4 thoughts on “Les poissons, les poissons, 'ow I love les poissons!”

  1. Oh that song! I swear I’m the only one of my friends in college (and it came out when I was in college. Ancient.) who remembered the song. But then, I was a French major. (hee hee hee! han han han!)

    1. Zen I stuff you wiz bread! It won’t hurt ’cause you’re dead! And you’re certainly lucky you are! That’s hilarious and a little angry-making about Hagrid being difficult for your son…I think that authors don’t always consider that dialect doesn’t make sense to children who aren’t familiar with the accents involved, and you’d think that for the writer of a kid’s book, clarity would be a priority. I never really understood the spelling of Cockney accents either as a kid, especially the w for the v–and it took me YEARS to figure out that “loverly” for “lovely” only made sense if you pronounced your Rs like an upper-class Brit.
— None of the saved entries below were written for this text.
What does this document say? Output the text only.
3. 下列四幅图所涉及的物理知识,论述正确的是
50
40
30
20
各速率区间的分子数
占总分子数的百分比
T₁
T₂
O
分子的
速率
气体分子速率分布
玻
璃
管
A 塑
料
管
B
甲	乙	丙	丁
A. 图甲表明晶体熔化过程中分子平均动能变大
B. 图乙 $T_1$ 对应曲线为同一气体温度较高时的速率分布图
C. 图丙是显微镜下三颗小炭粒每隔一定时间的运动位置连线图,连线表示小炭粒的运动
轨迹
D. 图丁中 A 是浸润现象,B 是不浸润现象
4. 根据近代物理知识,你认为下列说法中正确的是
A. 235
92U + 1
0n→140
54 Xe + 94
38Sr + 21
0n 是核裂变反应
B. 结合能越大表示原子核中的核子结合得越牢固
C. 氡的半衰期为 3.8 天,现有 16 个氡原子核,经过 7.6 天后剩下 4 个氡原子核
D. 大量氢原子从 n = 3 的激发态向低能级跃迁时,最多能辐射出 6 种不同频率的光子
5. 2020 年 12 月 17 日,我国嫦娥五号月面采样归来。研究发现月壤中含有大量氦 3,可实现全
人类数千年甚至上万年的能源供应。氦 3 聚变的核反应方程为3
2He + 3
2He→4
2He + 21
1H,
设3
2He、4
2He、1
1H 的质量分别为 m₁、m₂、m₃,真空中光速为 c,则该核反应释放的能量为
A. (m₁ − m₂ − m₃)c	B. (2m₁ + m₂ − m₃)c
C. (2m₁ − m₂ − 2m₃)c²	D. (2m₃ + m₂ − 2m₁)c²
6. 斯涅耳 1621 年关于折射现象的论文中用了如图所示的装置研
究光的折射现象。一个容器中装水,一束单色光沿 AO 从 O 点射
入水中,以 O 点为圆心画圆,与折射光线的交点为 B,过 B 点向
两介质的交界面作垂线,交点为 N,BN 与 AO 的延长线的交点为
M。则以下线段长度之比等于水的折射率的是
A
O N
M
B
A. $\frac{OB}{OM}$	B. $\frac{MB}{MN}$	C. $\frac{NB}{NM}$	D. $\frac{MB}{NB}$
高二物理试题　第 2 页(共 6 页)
  2. And I really enjoyed the article! (Was thinking of Hagrid even before I scrolled to his picture – my son, who’s not a strong reader, was reading HP out loud to me and Hagrid was tripping him up all over the place. JK Rowling went a little overboard on him, IMHO.
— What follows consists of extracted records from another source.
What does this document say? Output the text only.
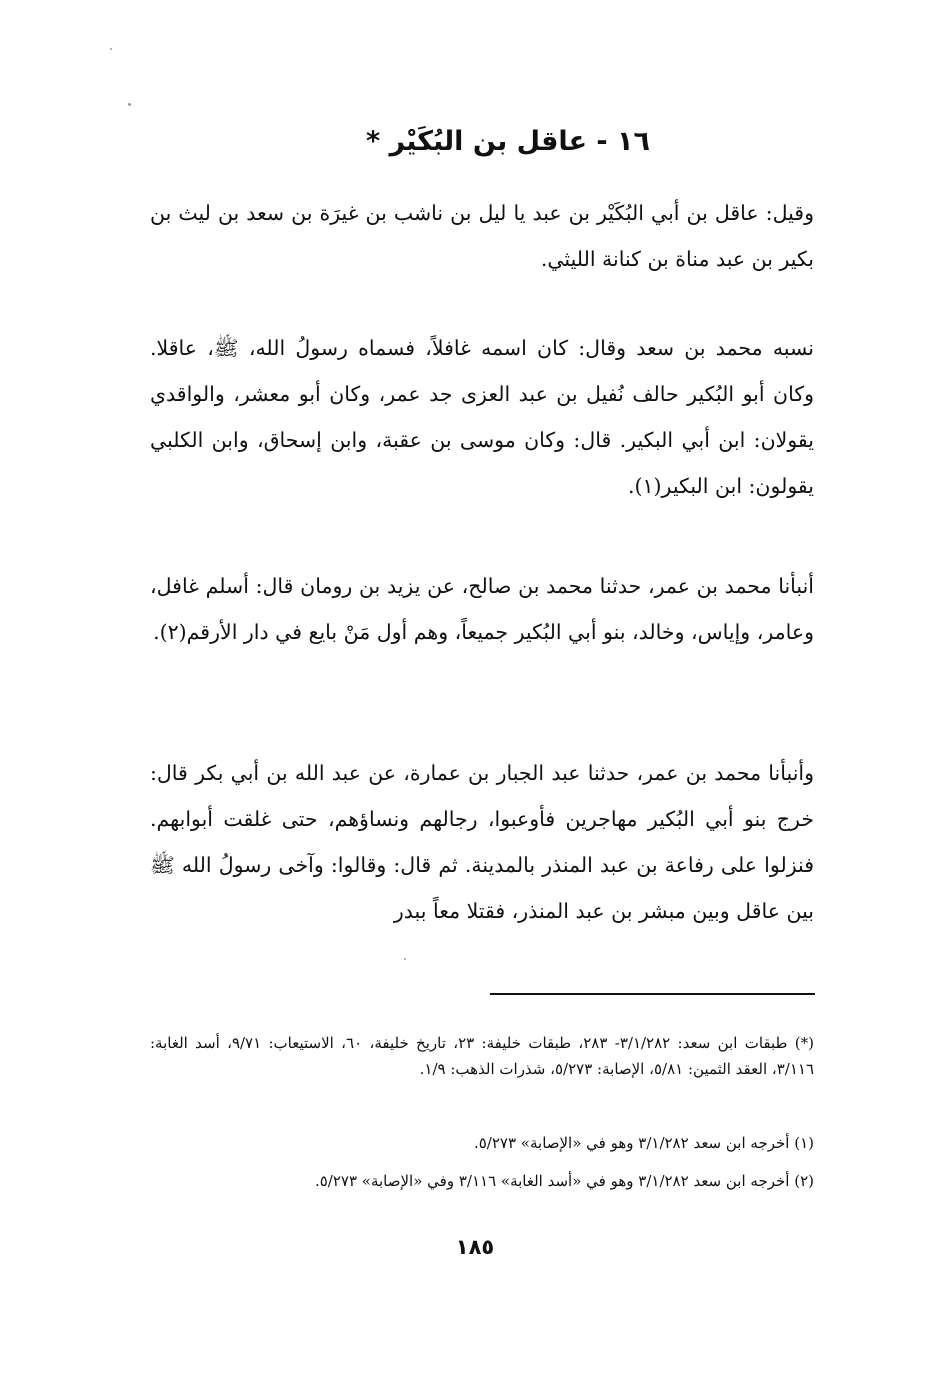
١٦ - عاقل بن البُكَيْر *

وقيل: عاقل بن أبي البُكَيْر بن عبد يا ليل بن ناشب بن غيرَة بن سعد بن ليث بن بكير بن عبد مناة بن كنانة الليثي.

نسبه محمد بن سعد وقال: كان اسمه غافلاً، فسماه رسولُ الله، ﷺ، عاقلا. وكان أبو البُكير حالف نُفيل بن عبد العزى جد عمر، وكان أبو معشر، والواقدي يقولان: ابن أبي البكير. قال: وكان موسى بن عقبة، وابن إسحاق، وابن الكلبي يقولون: ابن البكير(١).

أنبأنا محمد بن عمر، حدثنا محمد بن صالح، عن يزيد بن رومان قال: أسلم غافل، وعامر، وإياس، وخالد، بنو أبي البُكير جميعاً، وهم أول مَنْ بايع في دار الأرقم(٢).

وأنبأنا محمد بن عمر، حدثنا عبد الجبار بن عمارة، عن عبد الله بن أبي بكر قال: خرج بنو أبي البُكير مهاجرين فأوعبوا، رجالهم ونساؤهم، حتى غلقت أبوابهم. فنزلوا على رفاعة بن عبد المنذر بالمدينة. ثم قال: وقالوا: وآخى رسولُ الله ﷺ بين عاقل وبين مبشر بن عبد المنذر، فقتلا معاً ببدر

(*) طبقات ابن سعد: ٣/١/٢٨٢- ٢٨٣، طبقات خليفة: ٢٣، تاريخ خليفة، ٦٠، الاستيعاب: ٩/٧١، أسد الغابة: ٣/١١٦، العقد الثمين: ٥/٨١، الإصابة: ٥/٢٧٣، شذرات الذهب: ١/٩.
(١) أخرجه ابن سعد ٣/١/٢٨٢ وهو في «الإصابة» ٥/٢٧٣.
(٢) أخرجه ابن سعد ٣/١/٢٨٢ وهو في «أسد الغابة» ٣/١١٦ وفي «الإصابة» ٥/٢٧٣.
١٨٥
  3. I was reading articles on writing with accents and although mixed reviews I think on a general whole people were implying; if it is not overly done and written well, it works and enhances the character.
    I myself have written a children’s book: Crystal Waters It Began in Europe, and have a couple of characters with accents. There is a reason for this that will be revealed in a later book within the series.
    I must admit, I think if overly done it can kill the story and am sorry to hear Phyllis’ son was struggling reading Hagrid’s accent. But do you not think, that if done well enough, it introduces the world of accents for the future? When is the right time to get people reading them?
    Both my daughters aged six and twelve both love reading and still struggle on some ‘correct spelt’ words when reading books. And so that’s when we look it up in a dictionary and learn it for future reading. If done often enough I think it eventually sticks.
    In the case of accents, I think if children struggle with them, I think it is the adult helpers task to try and explain how they sound and their meaning (as done with other difficult words) as you won’t find them in a dictionary, and is all in the progression of learning.
    Like I said earlier, when IS the right time to introduce accents within a book?
    Surely JK Rowling can’t have got it that wrong, looking at her worldwide followers that love her books?
    Of course, this only my humble opinion.